How does payer access for DUPIXENT work through specialty pharmacy?
DUPIXENT is dispensed through specialty pharmacies rather than retail pharmacy chains – the cold storage requirements, clinical monitoring expectations, and high cost of biologic therapy make specialty pharmacy distribution standard for DUPIXENT. After a physician writes a DUPIXENT prescription, it routes to a specialty pharmacy (typically through the physician's office or Regeneron's HUB services) where benefits verification confirms the patient's insurance coverage and prior authorization status. Specialty pharmacies conduct PA submission on behalf of prescribers who use the HUB service, track PA approval or denial, and manage appeal submission if needed. For patients without adequate insurance coverage or with high out-of-pocket exposure even after insurance, Regeneron Cares offers patient assistance programs and co-pay cards that reduce patient cost-sharing. Sales representatives who understand how to use Regeneron Cares and specialty pharmacy support tools, and who can walk prescribers' office staff through the HUB enrollment process, reduce the access barriers that prevent appropriate patients from starting therapy.
How is EYLEA HD differentiated from biosimilar aflibercept in the current market?

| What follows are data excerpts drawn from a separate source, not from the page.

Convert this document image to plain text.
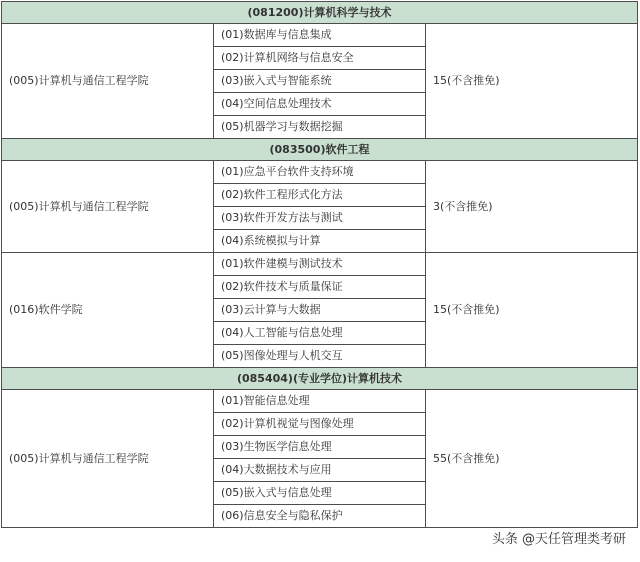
(081200)计算机科学与技术		
(005)计算机与通信工程学院	(01)数据库与信息集成	15(不含推免)
	(02)计算机网络与信息安全	
	(03)嵌入式与智能系统	
	(04)空间信息处理技术	
	(05)机器学习与数据挖掘	
(083500)软件工程		
(005)计算机与通信工程学院	(01)应急平台软件支持环境	3(不含推免)
	(02)软件工程形式化方法	
	(03)软件开发方法与测试	
	(04)系统模拟与计算	
(016)软件学院	(01)软件建模与测试技术	15(不含推免)
	(02)软件技术与质量保证	
	(03)云计算与大数据	
	(04)人工智能与信息处理	
	(05)图像处理与人机交互	
(085404)(专业学位)计算机技术		
(005)计算机与通信工程学院	(01)智能信息处理	55(不含推免)
	(02)计算机视觉与图像处理	
	(03)生物医学信息处理	
	(04)大数据技术与应用	
	(05)嵌入式与信息处理	
	(06)信息安全与隐私保护	
头条 @天任管理类考研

EYLEA HD – the higher-dose 8mg formulation of aflibercept approved by the FDA in August 2023 – was developed specifically to extend treatment intervals beyond what the standard 2mg dose typically achieves in clinical practice. In pivotal trials for wet AMD and DME, EYLEA HD 8mg demonstrated efficacy with dosing intervals of up to 16 weeks after the initial dosing phase for a substantial proportion of patients, potentially reducing the frequency of in-office injections compared to standard dosing. Biosimilar aflibercept products approved in 2024 replicate the 2mg formulation of EYLEA at lower list prices but do not have the 8mg formulation that EYLEA HD provides. For retina specialists whose patients would benefit from extended dosing intervals – particularly older patients for whom frequent in-office visits are burdensome – EYLEA HD offers a clinical option that biosimilar aflibercept cannot match, providing EYLEA a differentiation argument beyond brand familiarity as the biosimilar market develops.